CMDB health assessment methodology

Dan Herrick1 · ‎09-01-2022

Hello all, I am an experienced IT Asset Management practitioner who is new at a US university that implemented ServiceNow CMDB about 2 years ago and has been operating the CMDB without oversight for the last 6+ months. As part of a larger Asset Management project, I am trying to perform an assessment and remediate any outstanding major issues relating to the CMDB performance. I’d like to get your suggestions on how to approach this CMDB assessment.

What I have come up with so far is this approach:

Assess CMDB Technical Health: Using ServiceNow built-in platform functionality (CMDB Health Dashboard) to test Configuration Item records for completeness, correctness, compliance, and relationships.
Evaluate Discovery: This includes the scope (meaning what device classes are being discovered and what device info we collect), schedules, behaviors (discovery probes, mid servers, the orchestration of discovery components), and credentials.
Evaluate integration sources: Primarily SCCM (which is an active integration), but also including other integrations (either via a ServiceNow integration or API) that I don’t yet know about and evaluating the impact of the one-time manual imports that have been done over time.
Evaluate ServiceNow platform configuration relating to the CMDB. This includes ServiceNow’s identification and reconciliation rules (that determines which data sources can update CI attributes), precedence rules, and Asset CI field mapping.

How would YOU go about this? Are there things in my approach you would add to, remove, or do differently? I’m looking for best practices and practical advice.

A little more info about this scenario. For reference, there are about 1M CIs in the CMDB. Assume that there is no institutional knowledge (no one to ask how things were set up and performed, and no documentation). I am the practice owner for both Asset and Configuration, so yes, I’ve consulted with the practice owners. I'm not a ServiceNow admin but have support from one at the org. Given our resource constraints, including time, we can only address the major impacts to performance/health now and log minor impacts for later resolution.

Tony K · ‎09-02-2022

Hi Dan,

I'll do my best to answer as we too are going through some CMDB cleanup. These are short answers, in no way the end all be all.

1) You have to decide what's important. With 1m CI's you'll never manage that successfully. So I would determine the classes that can be maintained and provide the most value. Could be windows servers, computers, network. Someone needs to maintain and monitor those classes as well. That is for your team to decide.

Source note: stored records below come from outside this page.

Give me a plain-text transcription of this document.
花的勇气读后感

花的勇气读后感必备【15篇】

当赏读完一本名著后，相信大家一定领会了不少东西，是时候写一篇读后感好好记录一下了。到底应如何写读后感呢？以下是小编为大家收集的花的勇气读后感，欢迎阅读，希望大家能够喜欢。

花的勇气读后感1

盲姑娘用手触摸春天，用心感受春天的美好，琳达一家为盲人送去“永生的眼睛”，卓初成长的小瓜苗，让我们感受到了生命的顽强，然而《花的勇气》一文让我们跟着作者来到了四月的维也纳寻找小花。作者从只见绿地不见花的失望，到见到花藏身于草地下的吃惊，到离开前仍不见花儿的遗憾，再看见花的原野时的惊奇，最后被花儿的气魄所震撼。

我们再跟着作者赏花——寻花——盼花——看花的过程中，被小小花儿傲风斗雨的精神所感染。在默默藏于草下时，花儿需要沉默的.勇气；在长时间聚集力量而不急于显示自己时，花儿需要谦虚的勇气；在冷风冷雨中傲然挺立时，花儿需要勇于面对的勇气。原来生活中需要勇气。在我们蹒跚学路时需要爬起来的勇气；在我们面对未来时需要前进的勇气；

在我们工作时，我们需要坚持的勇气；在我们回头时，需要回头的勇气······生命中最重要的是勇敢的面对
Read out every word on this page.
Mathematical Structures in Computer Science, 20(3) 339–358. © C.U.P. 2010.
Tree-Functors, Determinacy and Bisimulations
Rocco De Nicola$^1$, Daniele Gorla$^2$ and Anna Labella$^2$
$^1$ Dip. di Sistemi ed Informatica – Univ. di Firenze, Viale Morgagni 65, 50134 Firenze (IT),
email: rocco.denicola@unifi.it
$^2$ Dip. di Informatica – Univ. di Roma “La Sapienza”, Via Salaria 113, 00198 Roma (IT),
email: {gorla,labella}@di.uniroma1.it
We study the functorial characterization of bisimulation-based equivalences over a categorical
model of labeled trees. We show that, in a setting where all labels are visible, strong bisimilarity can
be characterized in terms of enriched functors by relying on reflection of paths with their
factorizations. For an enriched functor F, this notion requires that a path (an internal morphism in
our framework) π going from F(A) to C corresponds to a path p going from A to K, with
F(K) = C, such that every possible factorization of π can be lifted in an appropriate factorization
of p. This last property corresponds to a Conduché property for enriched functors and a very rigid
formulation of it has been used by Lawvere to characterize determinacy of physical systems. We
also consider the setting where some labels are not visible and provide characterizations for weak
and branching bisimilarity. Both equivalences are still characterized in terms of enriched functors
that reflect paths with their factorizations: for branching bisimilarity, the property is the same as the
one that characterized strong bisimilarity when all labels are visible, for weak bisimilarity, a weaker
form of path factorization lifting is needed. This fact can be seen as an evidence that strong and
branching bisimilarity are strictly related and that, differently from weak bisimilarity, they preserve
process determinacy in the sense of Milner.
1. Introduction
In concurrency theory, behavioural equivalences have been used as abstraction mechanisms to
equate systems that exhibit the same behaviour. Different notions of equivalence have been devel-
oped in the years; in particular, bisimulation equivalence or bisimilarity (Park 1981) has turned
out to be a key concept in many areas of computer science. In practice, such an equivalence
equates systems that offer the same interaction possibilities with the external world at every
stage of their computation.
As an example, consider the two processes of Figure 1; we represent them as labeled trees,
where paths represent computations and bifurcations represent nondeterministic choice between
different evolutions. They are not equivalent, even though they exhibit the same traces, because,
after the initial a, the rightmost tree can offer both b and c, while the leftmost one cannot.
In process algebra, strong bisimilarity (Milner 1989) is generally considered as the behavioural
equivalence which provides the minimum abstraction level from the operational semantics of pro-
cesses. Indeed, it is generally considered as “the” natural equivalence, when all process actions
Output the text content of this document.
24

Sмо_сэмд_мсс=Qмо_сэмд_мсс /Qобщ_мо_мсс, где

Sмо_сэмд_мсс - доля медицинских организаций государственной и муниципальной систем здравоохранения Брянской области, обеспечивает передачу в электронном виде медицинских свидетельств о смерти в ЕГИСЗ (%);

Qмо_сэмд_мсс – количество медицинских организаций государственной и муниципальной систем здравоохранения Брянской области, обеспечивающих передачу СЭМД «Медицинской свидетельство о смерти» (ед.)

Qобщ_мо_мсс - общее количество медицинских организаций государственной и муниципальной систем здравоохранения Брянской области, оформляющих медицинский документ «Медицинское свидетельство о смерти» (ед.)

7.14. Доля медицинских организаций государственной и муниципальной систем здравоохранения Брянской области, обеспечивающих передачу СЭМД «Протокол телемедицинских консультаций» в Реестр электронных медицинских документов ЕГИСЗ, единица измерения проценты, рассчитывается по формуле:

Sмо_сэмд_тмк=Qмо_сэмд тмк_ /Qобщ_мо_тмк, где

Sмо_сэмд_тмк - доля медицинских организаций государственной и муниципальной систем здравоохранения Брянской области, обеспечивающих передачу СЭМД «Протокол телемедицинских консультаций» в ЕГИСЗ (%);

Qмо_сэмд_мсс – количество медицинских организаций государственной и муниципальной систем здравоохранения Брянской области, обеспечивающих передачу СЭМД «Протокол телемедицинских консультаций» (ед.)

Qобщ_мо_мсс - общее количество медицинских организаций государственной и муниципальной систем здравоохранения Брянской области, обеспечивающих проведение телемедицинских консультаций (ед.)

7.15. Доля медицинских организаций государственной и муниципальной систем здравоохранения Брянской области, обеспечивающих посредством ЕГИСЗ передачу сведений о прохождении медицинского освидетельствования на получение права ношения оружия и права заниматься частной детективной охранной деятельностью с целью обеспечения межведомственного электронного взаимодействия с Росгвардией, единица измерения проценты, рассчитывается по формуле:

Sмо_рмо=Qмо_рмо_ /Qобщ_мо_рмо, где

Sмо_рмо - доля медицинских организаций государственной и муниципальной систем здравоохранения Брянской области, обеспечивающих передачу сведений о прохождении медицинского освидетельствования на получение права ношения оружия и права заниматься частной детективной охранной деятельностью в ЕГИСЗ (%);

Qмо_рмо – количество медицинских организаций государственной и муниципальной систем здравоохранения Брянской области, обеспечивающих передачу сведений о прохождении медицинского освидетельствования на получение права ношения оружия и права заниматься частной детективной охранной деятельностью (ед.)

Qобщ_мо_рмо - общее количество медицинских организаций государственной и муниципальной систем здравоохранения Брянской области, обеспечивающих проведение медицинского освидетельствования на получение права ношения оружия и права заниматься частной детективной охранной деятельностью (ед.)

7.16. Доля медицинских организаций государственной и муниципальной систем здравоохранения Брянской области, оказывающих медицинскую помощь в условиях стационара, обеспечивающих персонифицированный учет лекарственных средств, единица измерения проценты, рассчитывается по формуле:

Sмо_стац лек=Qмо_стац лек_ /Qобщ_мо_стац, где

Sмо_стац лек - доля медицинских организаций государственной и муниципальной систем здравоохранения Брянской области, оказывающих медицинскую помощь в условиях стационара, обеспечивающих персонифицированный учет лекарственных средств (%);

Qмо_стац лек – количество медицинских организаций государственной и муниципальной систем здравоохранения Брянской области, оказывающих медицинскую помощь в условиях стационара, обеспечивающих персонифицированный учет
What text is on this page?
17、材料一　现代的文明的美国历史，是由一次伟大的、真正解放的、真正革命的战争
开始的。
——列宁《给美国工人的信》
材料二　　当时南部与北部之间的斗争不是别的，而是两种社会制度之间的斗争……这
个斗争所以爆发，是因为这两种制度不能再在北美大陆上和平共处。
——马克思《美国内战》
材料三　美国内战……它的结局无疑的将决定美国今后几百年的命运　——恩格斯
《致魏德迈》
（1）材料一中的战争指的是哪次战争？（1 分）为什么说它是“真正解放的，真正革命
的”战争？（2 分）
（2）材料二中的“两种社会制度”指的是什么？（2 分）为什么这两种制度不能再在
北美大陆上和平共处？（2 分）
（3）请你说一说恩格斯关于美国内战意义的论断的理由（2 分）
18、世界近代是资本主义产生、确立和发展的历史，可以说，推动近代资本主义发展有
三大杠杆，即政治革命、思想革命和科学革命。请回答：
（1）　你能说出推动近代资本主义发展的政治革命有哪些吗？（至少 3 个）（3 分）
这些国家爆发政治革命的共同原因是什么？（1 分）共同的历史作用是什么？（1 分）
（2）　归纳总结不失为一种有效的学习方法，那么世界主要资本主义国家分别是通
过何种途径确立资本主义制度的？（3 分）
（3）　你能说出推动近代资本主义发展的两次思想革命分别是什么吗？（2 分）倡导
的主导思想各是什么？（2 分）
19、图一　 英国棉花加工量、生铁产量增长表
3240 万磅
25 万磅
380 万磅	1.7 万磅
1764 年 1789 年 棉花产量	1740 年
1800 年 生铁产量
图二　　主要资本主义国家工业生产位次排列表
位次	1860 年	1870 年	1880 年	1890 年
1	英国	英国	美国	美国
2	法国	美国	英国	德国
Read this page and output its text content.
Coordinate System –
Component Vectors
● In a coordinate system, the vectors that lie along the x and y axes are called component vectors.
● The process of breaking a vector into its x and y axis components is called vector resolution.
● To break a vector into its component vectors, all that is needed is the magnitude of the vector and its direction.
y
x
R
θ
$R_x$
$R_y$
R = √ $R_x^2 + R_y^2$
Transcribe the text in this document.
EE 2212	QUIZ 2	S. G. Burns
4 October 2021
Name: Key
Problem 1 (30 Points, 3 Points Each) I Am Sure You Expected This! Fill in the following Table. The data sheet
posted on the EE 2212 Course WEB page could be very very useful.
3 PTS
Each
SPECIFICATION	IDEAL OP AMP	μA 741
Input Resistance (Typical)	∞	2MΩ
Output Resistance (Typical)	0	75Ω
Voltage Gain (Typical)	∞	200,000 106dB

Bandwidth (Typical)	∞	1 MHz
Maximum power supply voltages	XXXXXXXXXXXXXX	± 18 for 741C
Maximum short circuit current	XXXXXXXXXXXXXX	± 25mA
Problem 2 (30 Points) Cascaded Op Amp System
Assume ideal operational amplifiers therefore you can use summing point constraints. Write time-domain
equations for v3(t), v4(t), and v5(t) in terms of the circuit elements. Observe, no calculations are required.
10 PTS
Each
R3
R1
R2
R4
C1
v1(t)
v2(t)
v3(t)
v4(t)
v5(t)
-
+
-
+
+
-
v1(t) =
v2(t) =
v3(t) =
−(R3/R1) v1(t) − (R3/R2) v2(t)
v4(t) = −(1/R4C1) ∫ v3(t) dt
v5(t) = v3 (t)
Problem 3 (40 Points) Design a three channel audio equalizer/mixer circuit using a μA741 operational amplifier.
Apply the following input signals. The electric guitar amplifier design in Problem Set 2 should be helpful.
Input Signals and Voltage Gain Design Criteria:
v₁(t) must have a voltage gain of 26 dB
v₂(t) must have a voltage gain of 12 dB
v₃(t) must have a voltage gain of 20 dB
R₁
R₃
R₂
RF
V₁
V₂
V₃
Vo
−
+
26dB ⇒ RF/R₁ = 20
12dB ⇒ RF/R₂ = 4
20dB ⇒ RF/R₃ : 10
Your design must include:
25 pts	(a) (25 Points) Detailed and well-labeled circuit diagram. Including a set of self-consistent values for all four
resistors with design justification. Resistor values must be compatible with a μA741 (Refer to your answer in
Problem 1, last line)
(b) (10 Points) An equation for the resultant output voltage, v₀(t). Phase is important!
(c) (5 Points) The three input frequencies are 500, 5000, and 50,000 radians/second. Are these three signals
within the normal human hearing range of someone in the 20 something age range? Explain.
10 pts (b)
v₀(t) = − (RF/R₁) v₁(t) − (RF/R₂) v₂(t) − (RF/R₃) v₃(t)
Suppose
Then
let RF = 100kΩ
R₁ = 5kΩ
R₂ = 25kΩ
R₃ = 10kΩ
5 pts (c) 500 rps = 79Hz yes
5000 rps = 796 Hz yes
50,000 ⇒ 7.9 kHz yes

2) You have to review discovery and make sure ranges are accurate for what you decide to monitor from #1. Maybe you don't need to scan ranges that have no data that is relevant to monitor or maybe ranges are missing as the people who set it up could be long gone. You'll also need some processes around when new sites/ranges need to be added/removed. We've spend a lot of time in this area since Discovery will scan but without valid credentials or devices being setup consistently, a lot will come back credential less. You'll need help from other teams.

3) Setup Health dashboards based on the classes that matter. The remediation tasks like duplicates, orphans, etc. Those need to be looked at, so that the data can be maintained and accurate.

4) Creating processes and owners are key. Owners for a class, someone to monitor tasks, overall monitoring of dashboards, etc. Without that, then someone will just have to go through this same exercise in a year or two anyway.

These are brief answers but hopefully it helps.